As the IDE extension is almost at feature parity with Juno, switching should be comparatively easy, while also adding useful capabilities such as “proper” linting, as Pfitzner put it. Other benefits include better stability, while the opportunity to put more work into the language server is hoped to help the whole editor ecosystem. Juno is still said to be “perfectly usable” but will switch to maintenance-only mode.
Pfitzner also took the opportunity to start a naming discussion for the new project, debating if Juno would be a good moniker for its reincarnation and asking the community for feedback. A new name could help those well versed in the old IDE develop a better sense of ownership for the new project, so it probably wasn’t a bad idea to step away from the somewhat longish current designator. The only criteria are that the new name should start with a J, be short and recognisable, and have some sort of relation to either Juno or Jupiter.
During his talk, the team also launched version 1.0 of the project, which came packed with useful new features. Those included, maybe most importantly, a reworked debugger and some basic profiler implementation, which might still take a while before it is ready for prime-time. It also got a remote extension and an option for inline results that developers more used to Juno will surely appreciate.

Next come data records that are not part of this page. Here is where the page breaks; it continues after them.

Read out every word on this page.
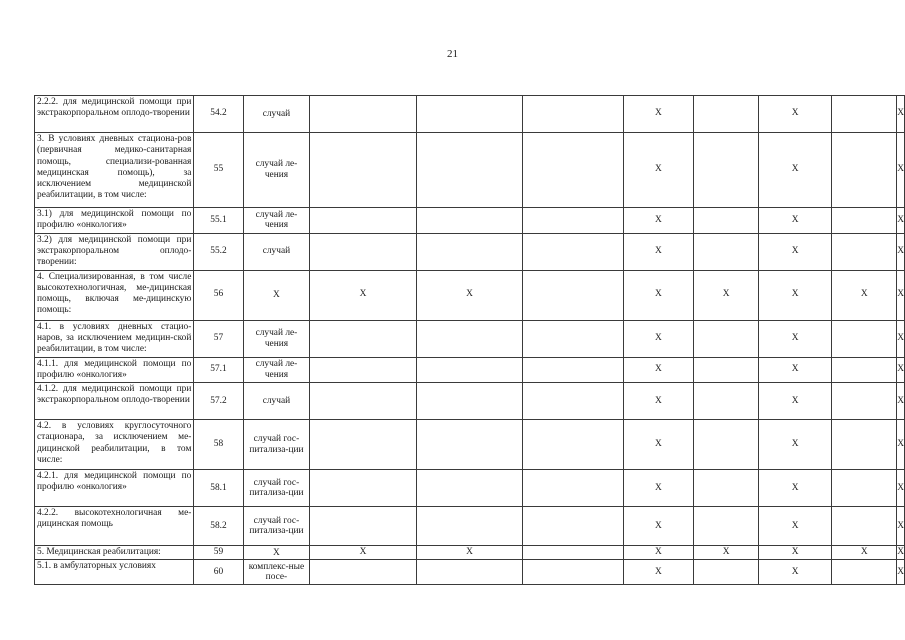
21
2.2.2. для медицинской помощи при экстракорпоральном оплодо-творении	54.2	случай				Х		Х		Х
3. В условиях дневных стациона-ров (первичная медико-санитарная помощь, специализи-рованная медицинская помощь), за исключением медицинской реабилитации, в том числе:	55	случай ле-чения				Х		Х		Х
3.1) для медицинской помощи по профилю «онкология»	55.1	случай ле-чения				Х		Х		Х
3.2) для медицинской помощи при экстракорпоральном оплодо-творении:	55.2	случай				Х		Х		Х
4. Специализированная, в том числе высокотехнологичная, ме-дицинская помощь, включая ме-дицинскую помощь:	56	Х	Х	Х		Х	Х	Х	Х	Х
4.1. в условиях дневных стацио-наров, за исключением медицин-ской реабилитации, в том числе:	57	случай ле-чения				Х		Х		Х
4.1.1. для медицинской помощи по профилю «онкология»	57.1	случай ле-чения				Х		Х		Х
4.1.2. для медицинской помощи при экстракорпоральном оплодо-творении	57.2	случай				Х		Х		Х
4.2. в условиях круглосуточного стационара, за исключением ме-дицинской реабилитации, в том числе:	58	случай гос-питализа-ции				Х		Х		Х
4.2.1. для медицинской помощи по профилю «онкология»	58.1	случай гос-питализа-ции				Х		Х		Х
4.2.2. высокотехнологичная ме-дицинская помощь	58.2	случай гос-питализа-ции				Х		Х		Х
5. Медицинская реабилитация:	59	Х	Х	Х		Х	Х	Х	Х	Х
5.1. в амбулаторных условиях	60	комплекс-ные посе-				Х		Х		Х
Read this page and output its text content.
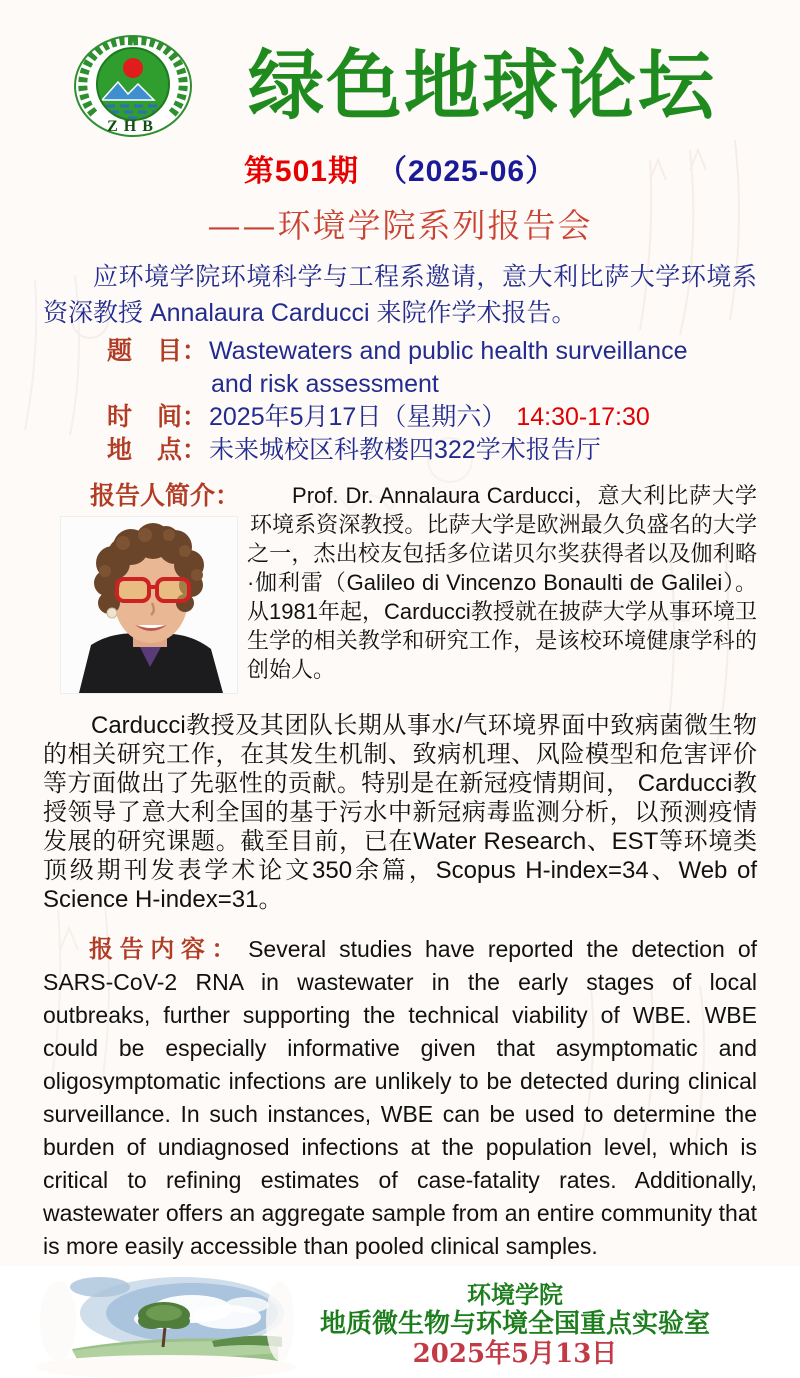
ZHB	绿色地球论坛
第501期 （2025-06）
——环境学院系列报告会

应环境学院环境科学与工程系邀请，意大利比萨大学环境系资深教授 Annalaura Carducci 来院作学术报告。

题　目： Wastewaters and public health surveillance
and risk assessment
时　间： 2025年5月17日（星期六） 14:30-17:30
地　点： 未来城校区科教楼四322学术报告厅
报告人简介：	Prof. Dr. Annalaura Carducci，意大利比萨大学环境系资深教授。比萨大学是欧洲最久负盛名的大学之一，杰出校友包括多位诺贝尔奖获得者以及伽利略·伽利雷（Galileo di Vincenzo Bonaulti de Galilei）。从1981年起，Carducci教授就在披萨大学从事环境卫生学的相关教学和研究工作，是该校环境健康学科的创始人。

Carducci教授及其团队长期从事水/气环境界面中致病菌微生物的相关研究工作，在其发生机制、致病机理、风险模型和危害评价等方面做出了先驱性的贡献。特别是在新冠疫情期间， Carducci教授领导了意大利全国的基于污水中新冠病毒监测分析，以预测疫情发展的研究课题。截至目前，已在Water Research、EST等环境类顶级期刊发表学术论文350余篇，Scopus H-index=34、Web of Science H-index=31。

报告内容： Several studies have reported the detection of SARS-CoV-2 RNA in wastewater in the early stages of local outbreaks, further supporting the technical viability of WBE. WBE could be especially informative given that asymptomatic and oligosymptomatic infections are unlikely to be detected during clinical surveillance. In such instances, WBE can be used to determine the burden of undiagnosed infections at the population level, which is critical to refining estimates of case-fatality rates. Additionally, wastewater offers an aggregate sample from an entire community that is more easily accessible than pooled clinical samples.

环境学院
地质微生物与环境全国重点实验室
2025年5月13日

In addition, the continuous delivery system for new versions has been revamped so that upcoming releases are put into an insider channel first. If all is well, and there aren’t any issues with crash reporting, the new version will then be pushed into the release channel.
To emphasise the team’s commitment to move the project along, it also gave a short walkthrough upcoming features. Amongst other things the roadmap plans for more Juno-like dynamic features, and a quite advanced notebook integration with debugger and autocompletion, however, these might take a while. To tackle the apparent lack of documentation, the team said it is currently waiting for the Google Season of Docs for which it applied. Once that has been taken care of, a Juno-style documentation browser is on the todo list
Julia is a general purpose language first introduced in 2012. Its creators intended to develop a language that combined the speed of C with the dynamism of Ruby, usability of Python, mathematical notation of Matlab, Lisp-like macros, and good usability for statistics, which is something they associate with R. Today it is indeed mostly used for numerical analysis scenarios, it seems, with users ranging from NASA to investment management company BlackRock.